My homemade pedal powered boat had been close to perfect but I couldn’t pedal quickly enough. This was barely making me breathe but stressing the leg muscles so I knew it would be difficult to cover longer distances on the canal where I sail. I added a chain and sprockets to double the pedalling speed but have had a number of technical difficulties . I allowed the chain to be slack, guiding it onto the sprockets with fabricated chain guides and after 3 tests of different versions I still had an annoying clicking from the chain. The only solution seemed to be to add a mountain bike rear mech. as a chain tensioner and fortunately I had one in a drawer in the garage. I think it was some time last year when I went over the handlebars on a steep descent and twanged the mech. It still worked but wouldn’t change gear crisply because it was slightly bent and no amount of tweeking made it any better. In this new application it wouldn’t need to shift gear but merely keep tension on the chain to take up the slack so I modified it, added a bracket and welded this on to the boat’s structure.
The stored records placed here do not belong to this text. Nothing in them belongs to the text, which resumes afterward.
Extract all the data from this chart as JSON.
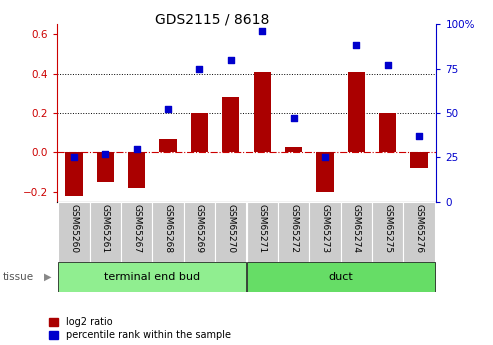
{
  "title": "GDS2115 / 8618",
  "samples": [
    "GSM65260",
    "GSM65261",
    "GSM65267",
    "GSM65268",
    "GSM65269",
    "GSM65270",
    "GSM65271",
    "GSM65272",
    "GSM65273",
    "GSM65274",
    "GSM65275",
    "GSM65276"
  ],
  "log2_ratio": [
    -0.22,
    -0.15,
    -0.18,
    0.07,
    0.2,
    0.28,
    0.41,
    0.03,
    -0.2,
    0.41,
    0.2,
    -0.08
  ],
  "percentile_rank": [
    25,
    27,
    30,
    52,
    75,
    80,
    96,
    47,
    25,
    88,
    77,
    37
  ],
  "groups": [
    {
      "label": "terminal end bud",
      "start": 0,
      "end": 6,
      "color": "#90EE90"
    },
    {
      "label": "duct",
      "start": 6,
      "end": 12,
      "color": "#66DD66"
    }
  ],
  "bar_color": "#AA0000",
  "dot_color": "#0000CC",
  "ylim_left": [
    -0.25,
    0.65
  ],
  "ylim_right": [
    0,
    100
  ],
  "yticks_left": [
    -0.2,
    0.0,
    0.2,
    0.4,
    0.6
  ],
  "yticks_right": [
    0,
    25,
    50,
    75,
    100
  ],
  "left_tick_color": "#CC0000",
  "right_tick_color": "#0000CC",
  "hline_y": [
    0.2,
    0.4
  ],
  "zero_line_color": "#CC0000",
  "background_color": "#ffffff",
  "label_bg_color": "#CCCCCC",
  "tissue_label": "tissue",
  "legend_log2": "log2 ratio",
  "legend_pct": "percentile rank within the sample",
  "n_samples": 12,
  "split_at": 6
}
I took the boat down to the canal and was delighted to find that the chain now worked perfectly. The boat isn’t any faster but by doubling the speed at which the pedals rotate it’s now more aerobic but easier on the legs. I pedalled for 53 minutes and according to the app. Strava I covered 3.15 miles. I tried some faster pedalling but still could only reach a little over 60 rpm which, whilst slow compared to cycling, is much better than the 30 rpm I could manage before I added the chain. I like being on the water and get a lot of attention from passers by. Today I got a good workout and could feel the effect in my calves and quadriceps so now know the exercise is much closer to cycling than it was previously. It’s enjoyable enough to not have to be described as type 2 fun. The big difference between pedal boating and mountain biking, as a workout, is that I can choose how hard to turn the pedals at any time in the boat whereas on the MTB the gradient plays an important role.
It seems I’ve achieved all the objectives I had when I decided to build a boat. It floats, it doesn’t leak, it’s stable, steers well and goes along at an acceptable speed. All I need to do now is tidy up the paintwork, improve the cowling of the paddlewheel because it splashes some water into the hull and enjoy sailing.